The capability of networked equipment to generate data about manufacturing processes and, increasingly, to communicate with other equipment will likely add another dimension to technicians’ work.

At Honda, technicians are responsible for troubleshooting and maintaining the equipment that operators use to build cars and other products.

As the amount of data generated from manufacturing devices and systems increases, McLemore expects technicians’ responsibilities will shift not only to include data collection but data analysis.

“What I think we’re going to make a shift to is those same technicians being able to analyze the data they are collecting to make decisions about preventive maintenance and things like that. I think there’s going to be a need for them to step into data analytics and have more skills to make the equipment run more efficiently and effectively,” he said.

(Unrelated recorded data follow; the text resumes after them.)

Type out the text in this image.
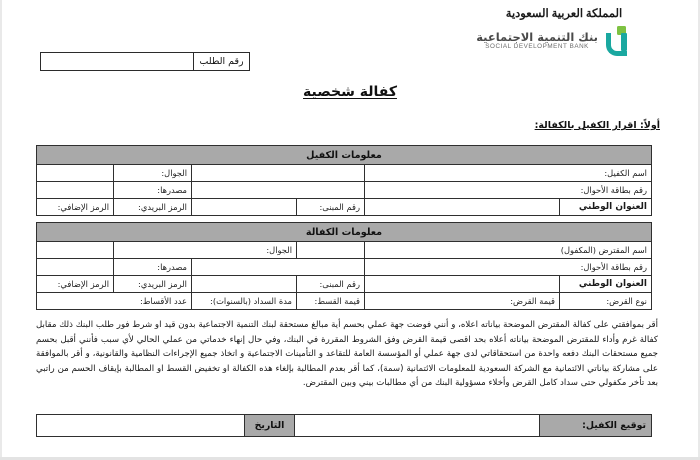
المملكة العربية السعودية
بنك التنمية الاجتماعية
SOCIAL DEVELOPMENT BANK
رقم الطلب
كفالة شخصية
أولاً: اقرار الكفيل بالكفالة:
معلومات الكفيل					
اسم الكفيل:				الجوال:	
رقم بطاقة الأحوال:				مصدرها:	
العنوان الوطني		رقم المبنى:		الرمز البريدي:	الرمز الإضافي:
معلومات الكفالة					
اسم المقترض (المكفول)			الجوال:		
رقم بطاقة الأحوال:				مصدرها:	
العنوان الوطني		رقم المبنى:		الرمز البريدي:	الرمز الإضافي:
نوع القرض:	قيمة القرض:	قيمة القسط:	مدة السداد (بالسنوات):	عدد الأقساط:	
أقر بموافقتي على كفالة المقترض الموضحة بياناته اعلاه، و أنني فوضت جهة عملي بحسم أية مبالغ مستحقة لبنك التنمية الاجتماعية بدون قيد او شرط فور طلب البنك ذلك مقابل كفالة غرم وأداء للمقترض الموضحة بياناته أعلاه بحد اقصى قيمة القرض وفق الشروط المقررة في البنك، وفي حال إنهاء خدماتي من عملي الحالي لأي سبب فأنني أقبل بحسم جميع مستحقات البنك دفعه واحدة من استحقاقاتي لدى جهة عملي أو المؤسسة العامة للتقاعد و التأمينات الاجتماعية و اتخاذ جميع الإجراءات النظامية والقانونية، و أقر بالموافقة على مشاركة بياناتي الائتمانية مع الشركة السعودية للمعلومات الائتمانية (سمة)، كما أقر بعدم المطالبة بإلغاء هذه الكفالة او تخفيض القسط او المطالبة بإيقاف الحسم من راتبي بعد تأخر مكفولي حتى سداد كامل القرض وأخلاء مسؤولية البنك من أي مطالبات بيني وبين المقترض.
توقيع الكفيل:		التاريخ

This is a message McLemore hopes is conveyed to teens and young adults through manufacturing recruitment efforts like those he co-leads with the Central Ohio Manufacturing Partnership. This regional collaboration of manufacturers, educational institutions, and community organizations is part of an Ohio Manufacturers’ Association effort to develop the future talent pipeline for manufacturing.

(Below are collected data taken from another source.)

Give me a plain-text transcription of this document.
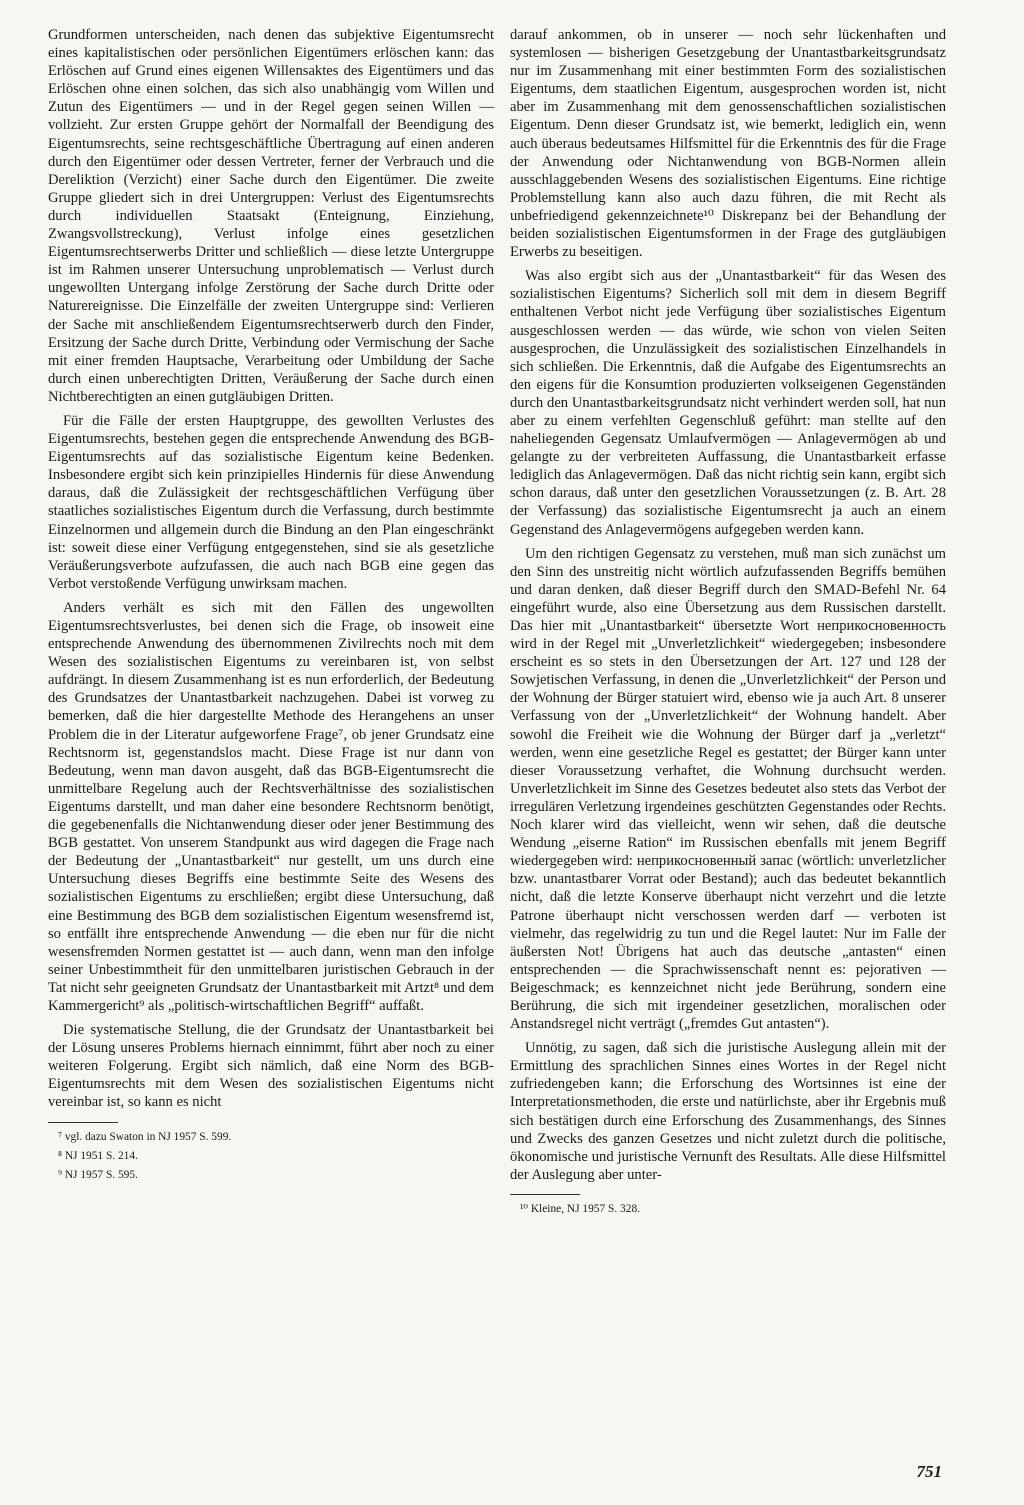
Grundformen unterscheiden, nach denen das subjektive Eigentumsrecht eines kapitalistischen oder persönlichen Eigentümers erlöschen kann: das Erlöschen auf Grund eines eigenen Willensaktes des Eigentümers und das Erlöschen ohne einen solchen, das sich also unabhängig vom Willen und Zutun des Eigentümers — und in der Regel gegen seinen Willen — vollzieht. Zur ersten Gruppe gehört der Normalfall der Beendigung des Eigentumsrechts, seine rechtsgeschäftliche Übertragung auf einen anderen durch den Eigentümer oder dessen Vertreter, ferner der Verbrauch und die Dereliktion (Verzicht) einer Sache durch den Eigentümer. Die zweite Gruppe gliedert sich in drei Untergruppen: Verlust des Eigentumsrechts durch individuellen Staatsakt (Enteignung, Einziehung, Zwangsvollstreckung), Verlust infolge eines gesetzlichen Eigentumsrechtserwerbs Dritter und schließlich — diese letzte Untergruppe ist im Rahmen unserer Untersuchung unproblematisch — Verlust durch ungewollten Untergang infolge Zerstörung der Sache durch Dritte oder Naturereignisse. Die Einzelfälle der zweiten Untergruppe sind: Verlieren der Sache mit anschließendem Eigentumsrechtserwerb durch den Finder, Ersitzung der Sache durch Dritte, Verbindung oder Vermischung der Sache mit einer fremden Hauptsache, Verarbeitung oder Umbildung der Sache durch einen unberechtigten Dritten, Veräußerung der Sache durch einen Nichtberechtigten an einen gutgläubigen Dritten.

Für die Fälle der ersten Hauptgruppe, des gewollten Verlustes des Eigentumsrechts, bestehen gegen die entsprechende Anwendung des BGB-Eigentumsrechts auf das sozialistische Eigentum keine Bedenken. Insbesondere ergibt sich kein prinzipielles Hindernis für diese Anwendung daraus, daß die Zulässigkeit der rechtsgeschäftlichen Verfügung über staatliches sozialistisches Eigentum durch die Verfassung, durch bestimmte Einzelnormen und allgemein durch die Bindung an den Plan eingeschränkt ist: soweit diese einer Verfügung entgegenstehen, sind sie als gesetzliche Veräußerungsverbote aufzufassen, die auch nach BGB eine gegen das Verbot verstoßende Verfügung unwirksam machen.

Anders verhält es sich mit den Fällen des ungewollten Eigentumsrechtsverlustes, bei denen sich die Frage, ob insoweit eine entsprechende Anwendung des übernommenen Zivilrechts noch mit dem Wesen des sozialistischen Eigentums zu vereinbaren ist, von selbst aufdrängt. In diesem Zusammenhang ist es nun erforderlich, der Bedeutung des Grundsatzes der Unantastbarkeit nachzugehen. Dabei ist vorweg zu bemerken, daß die hier dargestellte Methode des Herangehens an unser Problem die in der Literatur aufgeworfene Frage⁷, ob jener Grundsatz eine Rechtsnorm ist, gegenstandslos macht. Diese Frage ist nur dann von Bedeutung, wenn man davon ausgeht, daß das BGB-Eigentumsrecht die unmittelbare Regelung auch der Rechtsverhältnisse des sozialistischen Eigentums darstellt, und man daher eine besondere Rechtsnorm benötigt, die gegebenenfalls die Nichtanwendung dieser oder jener Bestimmung des BGB gestattet. Von unserem Standpunkt aus wird dagegen die Frage nach der Bedeutung der „Unantastbarkeit“ nur gestellt, um uns durch eine Untersuchung dieses Begriffs eine bestimmte Seite des Wesens des sozialistischen Eigentums zu erschließen; ergibt diese Untersuchung, daß eine Bestimmung des BGB dem sozialistischen Eigentum wesensfremd ist, so entfällt ihre entsprechende Anwendung — die eben nur für die nicht wesensfremden Normen gestattet ist — auch dann, wenn man den infolge seiner Unbestimmtheit für den unmittelbaren juristischen Gebrauch in der Tat nicht sehr geeigneten Grundsatz der Unantastbarkeit mit Artzt⁸ und dem Kammergericht⁹ als „politisch-wirtschaftlichen Begriff“ auffaßt.

Die systematische Stellung, die der Grundsatz der Unantastbarkeit bei der Lösung unseres Problems hiernach einnimmt, führt aber noch zu einer weiteren Folgerung. Ergibt sich nämlich, daß eine Norm des BGB-Eigentumsrechts mit dem Wesen des sozialistischen Eigentums nicht vereinbar ist, so kann es nicht

⁷ vgl. dazu Swaton in NJ 1957 S. 599.

⁸ NJ 1951 S. 214.

⁹ NJ 1957 S. 595.

darauf ankommen, ob in unserer — noch sehr lückenhaften und systemlosen — bisherigen Gesetzgebung der Unantastbarkeitsgrundsatz nur im Zusammenhang mit einer bestimmten Form des sozialistischen Eigentums, dem staatlichen Eigentum, ausgesprochen worden ist, nicht aber im Zusammenhang mit dem genossenschaftlichen sozialistischen Eigentum. Denn dieser Grundsatz ist, wie bemerkt, lediglich ein, wenn auch überaus bedeutsames Hilfsmittel für die Erkenntnis des für die Frage der Anwendung oder Nichtanwendung von BGB-Normen allein ausschlaggebenden Wesens des sozialistischen Eigentums. Eine richtige Problemstellung kann also auch dazu führen, die mit Recht als unbefriedigend gekennzeichnete¹⁰ Diskrepanz bei der Behandlung der beiden sozialistischen Eigentumsformen in der Frage des gutgläubigen Erwerbs zu beseitigen.

Was also ergibt sich aus der „Unantastbarkeit“ für das Wesen des sozialistischen Eigentums? Sicherlich soll mit dem in diesem Begriff enthaltenen Verbot nicht jede Verfügung über sozialistisches Eigentum ausgeschlossen werden — das würde, wie schon von vielen Seiten ausgesprochen, die Unzulässigkeit des sozialistischen Einzelhandels in sich schließen. Die Erkenntnis, daß die Aufgabe des Eigentumsrechts an den eigens für die Konsumtion produzierten volkseigenen Gegenständen durch den Unantastbarkeitsgrundsatz nicht verhindert werden soll, hat nun aber zu einem verfehlten Gegenschluß geführt: man stellte auf den naheliegenden Gegensatz Umlaufvermögen — Anlagevermögen ab und gelangte zu der verbreiteten Auffassung, die Unantastbarkeit erfasse lediglich das Anlagevermögen. Daß das nicht richtig sein kann, ergibt sich schon daraus, daß unter den gesetzlichen Voraussetzungen (z. B. Art. 28 der Verfassung) das sozialistische Eigentumsrecht ja auch an einem Gegenstand des Anlagevermögens aufgegeben werden kann.

Um den richtigen Gegensatz zu verstehen, muß man sich zunächst um den Sinn des unstreitig nicht wörtlich aufzufassenden Begriffs bemühen und daran denken, daß dieser Begriff durch den SMAD-Befehl Nr. 64 eingeführt wurde, also eine Übersetzung aus dem Russischen darstellt. Das hier mit „Unantastbarkeit“ übersetzte Wort неприкосновенность wird in der Regel mit „Unverletzlichkeit“ wiedergegeben; insbesondere erscheint es so stets in den Übersetzungen der Art. 127 und 128 der Sowjetischen Verfassung, in denen die „Unverletzlichkeit“ der Person und der Wohnung der Bürger statuiert wird, ebenso wie ja auch Art. 8 unserer Verfassung von der „Unverletzlichkeit“ der Wohnung handelt. Aber sowohl die Freiheit wie die Wohnung der Bürger darf ja „verletzt“ werden, wenn eine gesetzliche Regel es gestattet; der Bürger kann unter dieser Voraussetzung verhaftet, die Wohnung durchsucht werden. Unverletzlichkeit im Sinne des Gesetzes bedeutet also stets das Verbot der irregulären Verletzung irgendeines geschützten Gegenstandes oder Rechts. Noch klarer wird das vielleicht, wenn wir sehen, daß die deutsche Wendung „eiserne Ration“ im Russischen ebenfalls mit jenem Begriff wiedergegeben wird: неприкосновенный запас (wörtlich: unverletzlicher bzw. unantastbarer Vorrat oder Bestand); auch das bedeutet bekanntlich nicht, daß die letzte Konserve überhaupt nicht verzehrt und die letzte Patrone überhaupt nicht verschossen werden darf — verboten ist vielmehr, das regelwidrig zu tun und die Regel lautet: Nur im Falle der äußersten Not! Übrigens hat auch das deutsche „antasten“ einen entsprechenden — die Sprachwissenschaft nennt es: pejorativen — Beigeschmack; es kennzeichnet nicht jede Berührung, sondern eine Berührung, die sich mit irgendeiner gesetzlichen, moralischen oder Anstandsregel nicht verträgt („fremdes Gut antasten“).

Unnötig, zu sagen, daß sich die juristische Auslegung allein mit der Ermittlung des sprachlichen Sinnes eines Wortes in der Regel nicht zufriedengeben kann; die Erforschung des Wortsinnes ist eine der Interpretationsmethoden, die erste und natürlichste, aber ihr Ergebnis muß sich bestätigen durch eine Erforschung des Zusammenhangs, des Sinnes und Zwecks des ganzen Gesetzes und nicht zuletzt durch die politische, ökonomische und juristische Vernunft des Resultats. Alle diese Hilfsmittel der Auslegung aber unter-

¹⁰ Kleine, NJ 1957 S. 328.

751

He sees two benefits to publicizing the overlap of IT and manufacturing to the general student populations at community colleges and high schools. “One, [it] could give interest to  someone about manufacturing who doesn’t know that is a part of manufacturing, and two, prepare them educationally about concepts that they can begin to put together.”

During a panel discussion at the 2020 Virtual ATE Conference, McLemore talked about Honda’s recent addition of laser braze welding technologies, which it is using to attach automobile roofs on vehicles built at its Marysville, Ohio, facility. He described how during the COVID-19 pandemic team members used remote technologies to instruct technicians working at facilities in Indiana and Canada about the lessons learned during implementation of the technology at Marysville.

During the telephone interview for this article, McLemore explained that new joining technologies are something that technical educators can teach with a broad approach.

“Not everybody needs to know about laser braze welding. But what we want our technicians to understand is the integration of that type of technology,” he said.

For instance, a robotics instructor could add machine vision to a robot to teach both how vision technology works and how the robot works. Adding another function to the robot, such as a pick-and-place device, would be a cost-effective way for colleges to build students’ understanding of the ways that manufacturers are using robots to complete production tasks.

When asked about technologies on the more distant horizon, McLemore said a colleague in an auto plant recently talked with him about cobots and their potential to work safely with humans. He also shared that industry colleagues are talking about the potential for artificial intelligence and machine learning to take Industry 4.0 to the next level.